As Sports Illustrated’s Albert Breer noted, Irsay has been more involved in personnel decisions when it comes to quarterbacking.
“Another thing that shouldn’t be ignored – owner Jim Irsay’s involvement in the decision,” Breer said of Ryan’s bench. Reich said he and general manager Chris Ballard met with Irsay on Sunday night to discuss it, and the change was made with the intention that Ehlinger would remain the team’s starter for the remainder of the season. not be ignored.”
The reason the Colts have gone in a quick fix direction at quarterback for the past few years is due to Irsay’s desire to find his next Manning or Luck.

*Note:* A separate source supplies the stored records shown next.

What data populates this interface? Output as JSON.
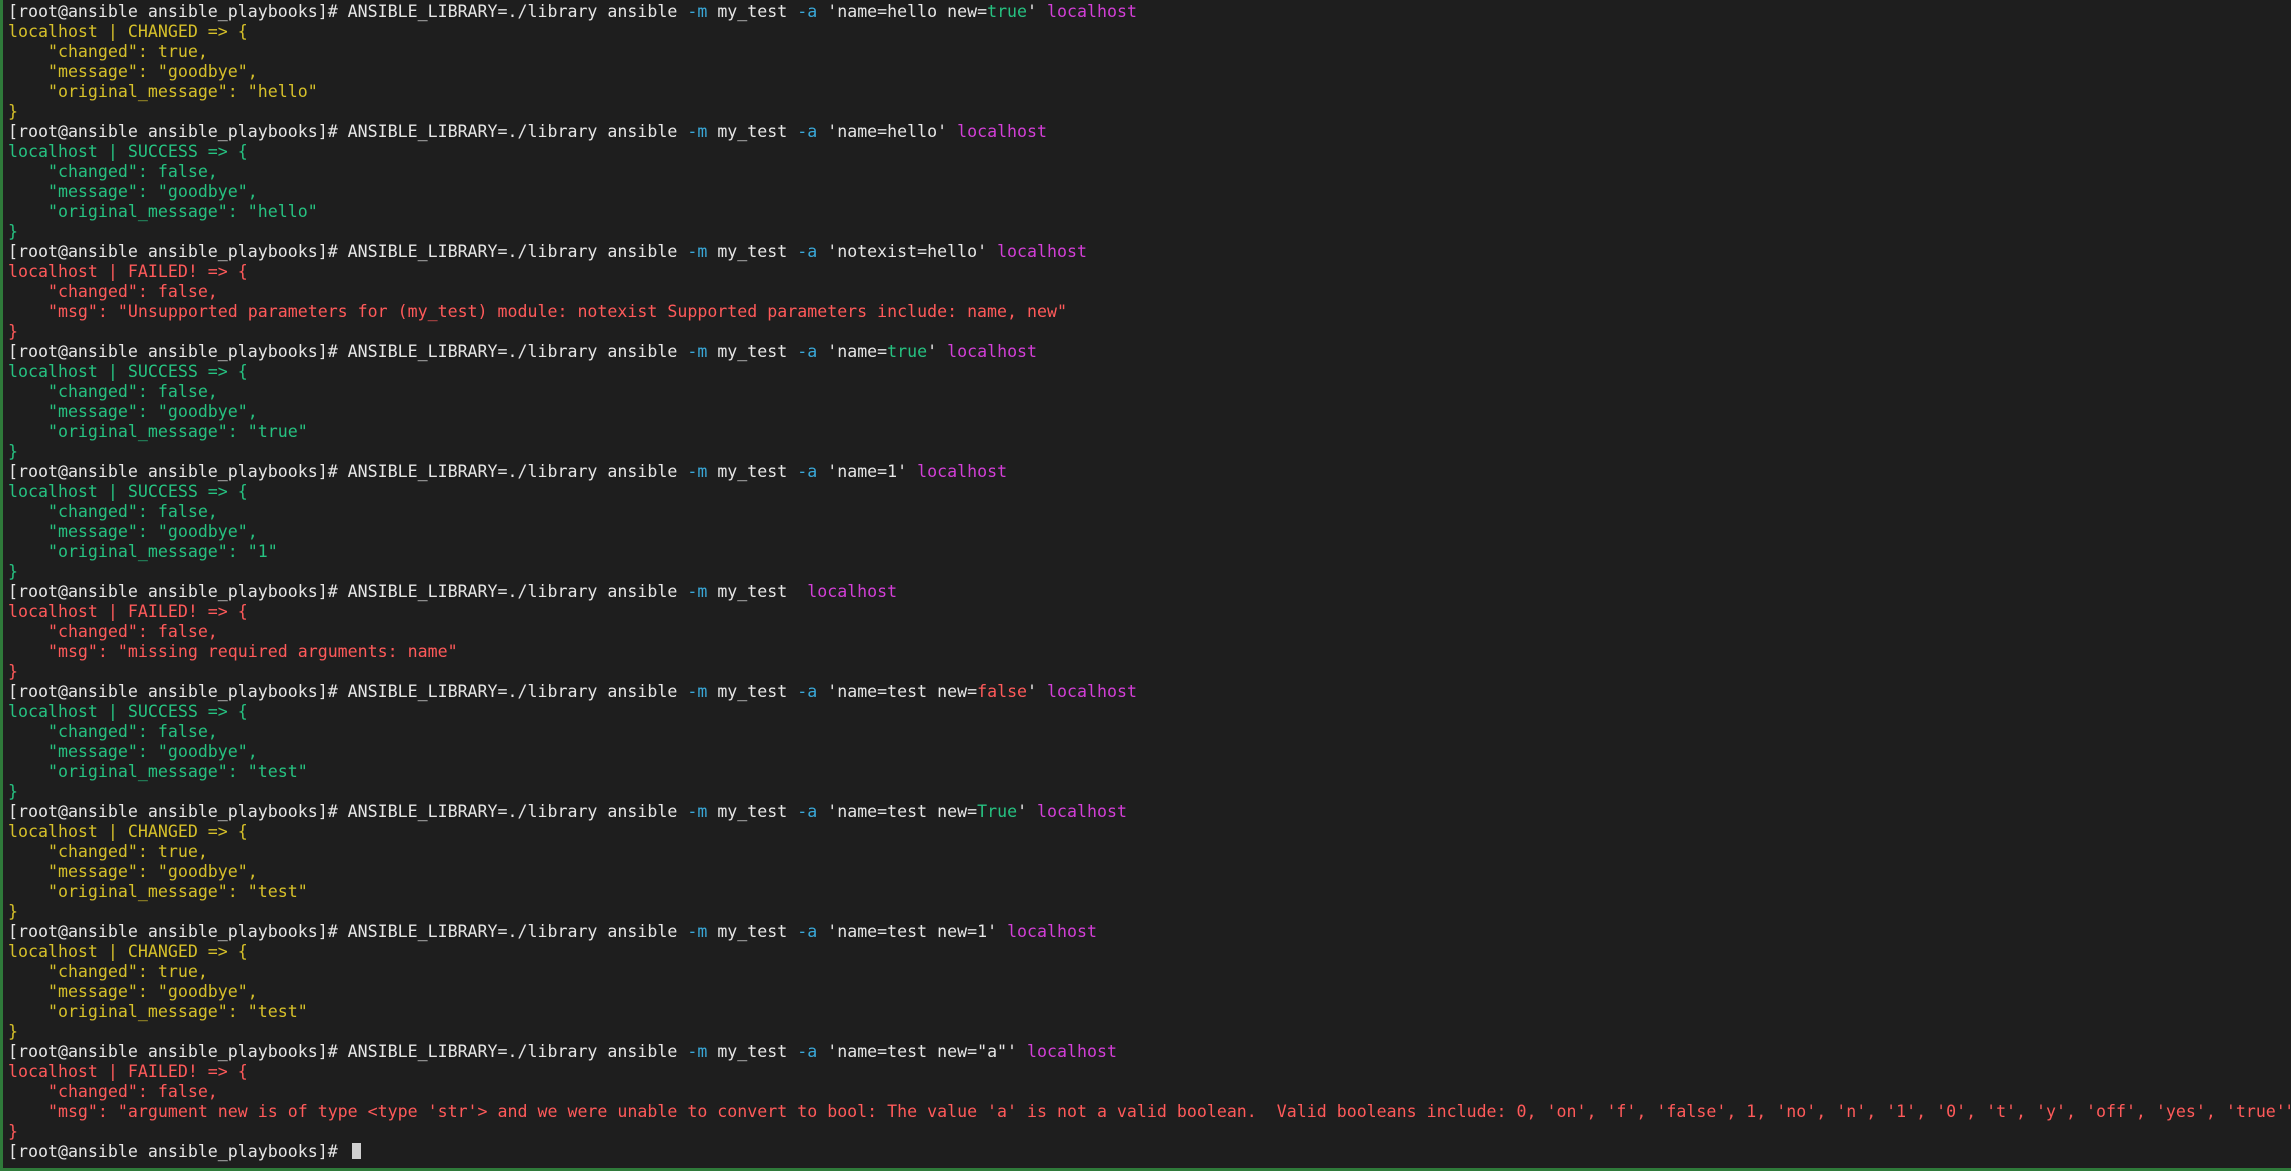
{
  "window": {
    "type": "terminal",
    "colors": {
      "background": "#1e1e1e",
      "text": "#e6e6e6",
      "option": "#3aa8d8",
      "bool_true": "#26c281",
      "bool_false": "#ff5a5a",
      "host": "#d23fd7",
      "changed": "#d6c02a",
      "success": "#26c281",
      "failed": "#ff5a5a"
    }
  },
  "lines": [
    {
      "segments": [
        {
          "t": "[root@ansible ansible_playbooks]# ANSIBLE_LIBRARY=./library ansible ",
          "c": "white"
        },
        {
          "t": "-m",
          "c": "blue"
        },
        {
          "t": " my_test ",
          "c": "white"
        },
        {
          "t": "-a",
          "c": "blue"
        },
        {
          "t": " 'name=hello new=",
          "c": "white"
        },
        {
          "t": "true",
          "c": "green"
        },
        {
          "t": "' ",
          "c": "white"
        },
        {
          "t": "localhost",
          "c": "magenta"
        }
      ]
    },
    {
      "segments": [
        {
          "t": "localhost | CHANGED => {",
          "c": "yellow"
        }
      ]
    },
    {
      "segments": [
        {
          "t": "    \"changed\": true,",
          "c": "yellow"
        }
      ]
    },
    {
      "segments": [
        {
          "t": "    \"message\": \"goodbye\",",
          "c": "yellow"
        }
      ]
    },
    {
      "segments": [
        {
          "t": "    \"original_message\": \"hello\"",
          "c": "yellow"
        }
      ]
    },
    {
      "segments": [
        {
          "t": "}",
          "c": "yellow"
        }
      ]
    },
    {
      "segments": [
        {
          "t": "[root@ansible ansible_playbooks]# ANSIBLE_LIBRARY=./library ansible ",
          "c": "white"
        },
        {
          "t": "-m",
          "c": "blue"
        },
        {
          "t": " my_test ",
          "c": "white"
        },
        {
          "t": "-a",
          "c": "blue"
        },
        {
          "t": " 'name=hello' ",
          "c": "white"
        },
        {
          "t": "localhost",
          "c": "magenta"
        }
      ]
    },
    {
      "segments": [
        {
          "t": "localhost | SUCCESS => {",
          "c": "green"
        }
      ]
    },
    {
      "segments": [
        {
          "t": "    \"changed\": false,",
          "c": "green"
        }
      ]
    },
    {
      "segments": [
        {
          "t": "    \"message\": \"goodbye\",",
          "c": "green"
        }
      ]
    },
    {
      "segments": [
        {
          "t": "    \"original_message\": \"hello\"",
          "c": "green"
        }
      ]
    },
    {
      "segments": [
        {
          "t": "}",
          "c": "green"
        }
      ]
    },
    {
      "segments": [
        {
          "t": "[root@ansible ansible_playbooks]# ANSIBLE_LIBRARY=./library ansible ",
          "c": "white"
        },
        {
          "t": "-m",
          "c": "blue"
        },
        {
          "t": " my_test ",
          "c": "white"
        },
        {
          "t": "-a",
          "c": "blue"
        },
        {
          "t": " 'notexist=hello' ",
          "c": "white"
        },
        {
          "t": "localhost",
          "c": "magenta"
        }
      ]
    },
    {
      "segments": [
        {
          "t": "localhost | FAILED! => {",
          "c": "red"
        }
      ]
    },
    {
      "segments": [
        {
          "t": "    \"changed\": false,",
          "c": "red"
        }
      ]
    },
    {
      "segments": [
        {
          "t": "    \"msg\": \"Unsupported parameters for (my_test) module: notexist Supported parameters include: name, new\"",
          "c": "red"
        }
      ]
    },
    {
      "segments": [
        {
          "t": "}",
          "c": "red"
        }
      ]
    },
    {
      "segments": [
        {
          "t": "[root@ansible ansible_playbooks]# ANSIBLE_LIBRARY=./library ansible ",
          "c": "white"
        },
        {
          "t": "-m",
          "c": "blue"
        },
        {
          "t": " my_test ",
          "c": "white"
        },
        {
          "t": "-a",
          "c": "blue"
        },
        {
          "t": " 'name=",
          "c": "white"
        },
        {
          "t": "true",
          "c": "green"
        },
        {
          "t": "' ",
          "c": "white"
        },
        {
          "t": "localhost",
          "c": "magenta"
        }
      ]
    },
    {
      "segments": [
        {
          "t": "localhost | SUCCESS => {",
          "c": "green"
        }
      ]
    },
    {
      "segments": [
        {
          "t": "    \"changed\": false,",
          "c": "green"
        }
      ]
    },
    {
      "segments": [
        {
          "t": "    \"message\": \"goodbye\",",
          "c": "green"
        }
      ]
    },
    {
      "segments": [
        {
          "t": "    \"original_message\": \"true\"",
          "c": "green"
        }
      ]
    },
    {
      "segments": [
        {
          "t": "}",
          "c": "green"
        }
      ]
    },
    {
      "segments": [
        {
          "t": "[root@ansible ansible_playbooks]# ANSIBLE_LIBRARY=./library ansible ",
          "c": "white"
        },
        {
          "t": "-m",
          "c": "blue"
        },
        {
          "t": " my_test ",
          "c": "white"
        },
        {
          "t": "-a",
          "c": "blue"
        },
        {
          "t": " 'name=1' ",
          "c": "white"
        },
        {
          "t": "localhost",
          "c": "magenta"
        }
      ]
    },
    {
      "segments": [
        {
          "t": "localhost | SUCCESS => {",
          "c": "green"
        }
      ]
    },
    {
      "segments": [
        {
          "t": "    \"changed\": false,",
          "c": "green"
        }
      ]
    },
    {
      "segments": [
        {
          "t": "    \"message\": \"goodbye\",",
          "c": "green"
        }
      ]
    },
    {
      "segments": [
        {
          "t": "    \"original_message\": \"1\"",
          "c": "green"
        }
      ]
    },
    {
      "segments": [
        {
          "t": "}",
          "c": "green"
        }
      ]
    },
    {
      "segments": [
        {
          "t": "[root@ansible ansible_playbooks]# ANSIBLE_LIBRARY=./library ansible ",
          "c": "white"
        },
        {
          "t": "-m",
          "c": "blue"
        },
        {
          "t": " my_test  ",
          "c": "white"
        },
        {
          "t": "localhost",
          "c": "magenta"
        }
      ]
    },
    {
      "segments": [
        {
          "t": "localhost | FAILED! => {",
          "c": "red"
        }
      ]
    },
    {
      "segments": [
        {
          "t": "    \"changed\": false,",
          "c": "red"
        }
      ]
    },
    {
      "segments": [
        {
          "t": "    \"msg\": \"missing required arguments: name\"",
          "c": "red"
        }
      ]
    },
    {
      "segments": [
        {
          "t": "}",
          "c": "red"
        }
      ]
    },
    {
      "segments": [
        {
          "t": "[root@ansible ansible_playbooks]# ANSIBLE_LIBRARY=./library ansible ",
          "c": "white"
        },
        {
          "t": "-m",
          "c": "blue"
        },
        {
          "t": " my_test ",
          "c": "white"
        },
        {
          "t": "-a",
          "c": "blue"
        },
        {
          "t": " 'name=test new=",
          "c": "white"
        },
        {
          "t": "false",
          "c": "red"
        },
        {
          "t": "' ",
          "c": "white"
        },
        {
          "t": "localhost",
          "c": "magenta"
        }
      ]
    },
    {
      "segments": [
        {
          "t": "localhost | SUCCESS => {",
          "c": "green"
        }
      ]
    },
    {
      "segments": [
        {
          "t": "    \"changed\": false,",
          "c": "green"
        }
      ]
    },
    {
      "segments": [
        {
          "t": "    \"message\": \"goodbye\",",
          "c": "green"
        }
      ]
    },
    {
      "segments": [
        {
          "t": "    \"original_message\": \"test\"",
          "c": "green"
        }
      ]
    },
    {
      "segments": [
        {
          "t": "}",
          "c": "green"
        }
      ]
    },
    {
      "segments": [
        {
          "t": "[root@ansible ansible_playbooks]# ANSIBLE_LIBRARY=./library ansible ",
          "c": "white"
        },
        {
          "t": "-m",
          "c": "blue"
        },
        {
          "t": " my_test ",
          "c": "white"
        },
        {
          "t": "-a",
          "c": "blue"
        },
        {
          "t": " 'name=test new=",
          "c": "white"
        },
        {
          "t": "True",
          "c": "green"
        },
        {
          "t": "' ",
          "c": "white"
        },
        {
          "t": "localhost",
          "c": "magenta"
        }
      ]
    },
    {
      "segments": [
        {
          "t": "localhost | CHANGED => {",
          "c": "yellow"
        }
      ]
    },
    {
      "segments": [
        {
          "t": "    \"changed\": true,",
          "c": "yellow"
        }
      ]
    },
    {
      "segments": [
        {
          "t": "    \"message\": \"goodbye\",",
          "c": "yellow"
        }
      ]
    },
    {
      "segments": [
        {
          "t": "    \"original_message\": \"test\"",
          "c": "yellow"
        }
      ]
    },
    {
      "segments": [
        {
          "t": "}",
          "c": "yellow"
        }
      ]
    },
    {
      "segments": [
        {
          "t": "[root@ansible ansible_playbooks]# ANSIBLE_LIBRARY=./library ansible ",
          "c": "white"
        },
        {
          "t": "-m",
          "c": "blue"
        },
        {
          "t": " my_test ",
          "c": "white"
        },
        {
          "t": "-a",
          "c": "blue"
        },
        {
          "t": " 'name=test new=1' ",
          "c": "white"
        },
        {
          "t": "localhost",
          "c": "magenta"
        }
      ]
    },
    {
      "segments": [
        {
          "t": "localhost | CHANGED => {",
          "c": "yellow"
        }
      ]
    },
    {
      "segments": [
        {
          "t": "    \"changed\": true,",
          "c": "yellow"
        }
      ]
    },
    {
      "segments": [
        {
          "t": "    \"message\": \"goodbye\",",
          "c": "yellow"
        }
      ]
    },
    {
      "segments": [
        {
          "t": "    \"original_message\": \"test\"",
          "c": "yellow"
        }
      ]
    },
    {
      "segments": [
        {
          "t": "}",
          "c": "yellow"
        }
      ]
    },
    {
      "segments": [
        {
          "t": "[root@ansible ansible_playbooks]# ANSIBLE_LIBRARY=./library ansible ",
          "c": "white"
        },
        {
          "t": "-m",
          "c": "blue"
        },
        {
          "t": " my_test ",
          "c": "white"
        },
        {
          "t": "-a",
          "c": "blue"
        },
        {
          "t": " 'name=test new=\"a\"' ",
          "c": "white"
        },
        {
          "t": "localhost",
          "c": "magenta"
        }
      ]
    },
    {
      "segments": [
        {
          "t": "localhost | FAILED! => {",
          "c": "red"
        }
      ]
    },
    {
      "segments": [
        {
          "t": "    \"changed\": false,",
          "c": "red"
        }
      ]
    },
    {
      "segments": [
        {
          "t": "    \"msg\": \"argument new is of type <type 'str'> and we were unable to convert to bool: The value 'a' is not a valid boolean.  Valid booleans include: 0, 'on', 'f', 'false', 1, 'no', 'n', '1', '0', 't', 'y', 'off', 'yes', 'true'\"",
          "c": "red"
        }
      ]
    },
    {
      "segments": [
        {
          "t": "}",
          "c": "red"
        }
      ]
    }
  ],
  "prompt": {
    "text": "[root@ansible ansible_playbooks]# ",
    "cursor": "block-cursor"
  }
}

“Irsay has been more involved in quarterbacking decisions over the past year, and those over there think he wants the organization to get to a point where they have the long-term solution they had in the past, with Peyton Manning and (they thought, at least) Andrew Luck,” Breer said. “The hope, at the beginning of this year, was that Matt Ryan could hold the fort for three or four years, like Manning did it in Denver, and thus be more than a band-aid.”
Needless to say, Irsay’s decision-making is a major reason the Colts find themselves in the mess they’re in right now.
The Colts have given up significant draft capital and are paying Ryan guaranteed money to sit on the bench after a missed seven-game stint. It comes a year after Indianapolis dropped a conditional first-rounder in 2022 and a third-rounder in 2021 for Wentz — only to quickly drop the 29-year-old after a strong 27 touchdown campaign last season.
This shift from Wentz to Ryan turns out to be wrong in retrospect.
Irsay directs the decision-making and the Colts have paid the price in recent years.
It’s time to stop this trend now and spending time developing a true franchise quarterback.